While looking for Saturn, look for the star Fomalhaut, nearly 15° above horizon and to the lower left of the Ringed Wonder.
Farther eastward, bright Jupiter and Mars, are about one-third of the way up in the east-southeast. Slow-moving Jupiter is trailing behind Mars, as the Red Planet marches eastward after their recent conjunction. Mars is noticeably dimmer than the Jovian Giant.
At this hour, brilliant Venus is nearly 8° above the east-northeast horizon. Find a sky watching spot with a clear horizon. Venus is quickly stepping eastward away from the slower-moving worlds in the solar system.
The Pleiades star cluster is 13.1° to the left of the Morning Star. Use a binocular to locate it
The star Capella is low in the north-northeast, appearing slightly higher in the sky than Venus. The star appears low in the north-northwest after sunset. This occurs for most regions in the continental US. During the night, Capella sets and reappears in the north-northeast before sunrise.
Mercury is not visible at this hour. Fifteen minutes later, it is very low in the east-northeast, 11.4° to the lower left of Venus. In this level of twilight, a binocular may be necessary to initially locate Venus, unless you’ve followed it since it was first spotted earlier during twilight. The optical assist of a binocular is certainly needed for Mercury, Mars, and Saturn this morning. The complete span from Mercury – Saturn is nearly 95°.
The bright moon is about 10° up in the southeast as night falls, less than 12 hours before its Full moon phase. The moon’s brightness overwhelms the dimmer stars in the sky. This evening, the star Antares is 8.1° to the upper right of the lunar orb.

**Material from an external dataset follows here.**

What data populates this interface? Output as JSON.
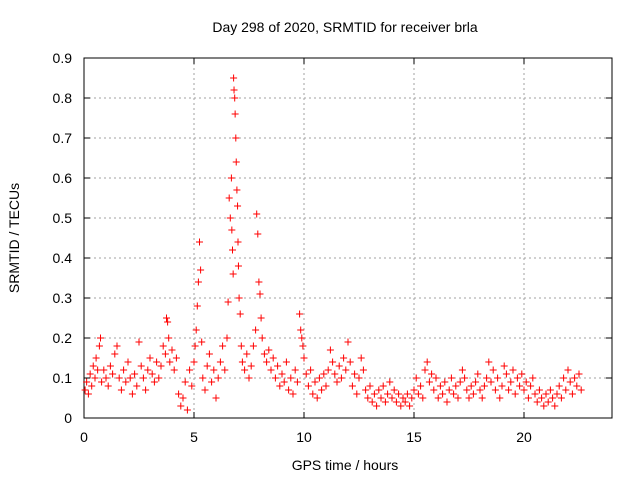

Antares – meaning “the rival of Mars” – is displayed as the heart of the Scorpion on celestial artwork. The constellation has not completely appeared above the horizon at this time.
The name appears to be derived from Mars’ nearly biennial appearance near the star. They are about the same apparent brightness and nearly the same color, although Mars is a planet that shines from sunlight reflected from its iron-encrusted surface.

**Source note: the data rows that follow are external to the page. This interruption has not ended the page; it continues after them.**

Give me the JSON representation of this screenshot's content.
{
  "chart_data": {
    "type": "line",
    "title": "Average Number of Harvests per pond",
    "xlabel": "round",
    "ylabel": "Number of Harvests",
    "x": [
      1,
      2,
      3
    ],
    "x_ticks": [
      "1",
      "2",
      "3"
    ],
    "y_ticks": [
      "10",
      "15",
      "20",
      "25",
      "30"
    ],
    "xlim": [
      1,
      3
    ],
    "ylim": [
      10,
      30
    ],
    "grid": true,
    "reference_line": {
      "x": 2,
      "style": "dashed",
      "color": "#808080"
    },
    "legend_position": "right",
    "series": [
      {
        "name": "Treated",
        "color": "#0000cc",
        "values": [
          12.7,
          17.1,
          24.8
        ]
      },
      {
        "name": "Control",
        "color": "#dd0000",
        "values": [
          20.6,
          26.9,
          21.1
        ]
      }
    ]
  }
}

Antares is an unusual star, an equivalent to Betelgeuse in Orion, one of winter’s gems. It is a red supergiant, shining from 600 light years away at a brightness of over 9,000 suns.
Imagine two metal globes that are the same size at different temperatures, one hot enough to glow red, while the other shines with a blue-white color. The blue globe is brighter than the red one. To get the red globe to shine at the same brightness, it must be larger than the blue one. Bright red stars are larger than bright blue ones.
Any small, reddish star is dim and a challenge to see. Interestingly, over 70% of the stars closest to our sun are dim, red stars, but they are not easily observed.
With Antares’ luminosity, it must be very large. Estimations show that if the sun were replaced with Antares, the red star’s outer layers would extend beyond Mars and nearly halfway to Jupiter. If it were empty, it could hold about 10 million stars the size of the sun.
Like Betelgeuse, Antares is thought to be near the end of its stellar life cycle. After a star fuses the hydrogen at its core, it fuses other elements at higher temperatures, causing the star’s outer layers to expand, cool and redden. Eventually the star’s core cannot reach high enough temperatures to continue stellar fusion. The star expands rapidly (explodes) and suddenly brightens – a supernova. In the year 1054, a star went supernova that was visible during the daytime for over three weeks and at night for about two years, before it faded from eyesight. Today, a cloud of gas continues to expand from the region of space described by Chinese astronomers. This supernova remnant is commonly known as the Crab Nebula. Whether an Antares supernova and aftermath reaches such proportions is yet to be seen.
The moon reaches its Full (Strawberry) moon phase tomorrow morning at 6:52 a.m. CDT.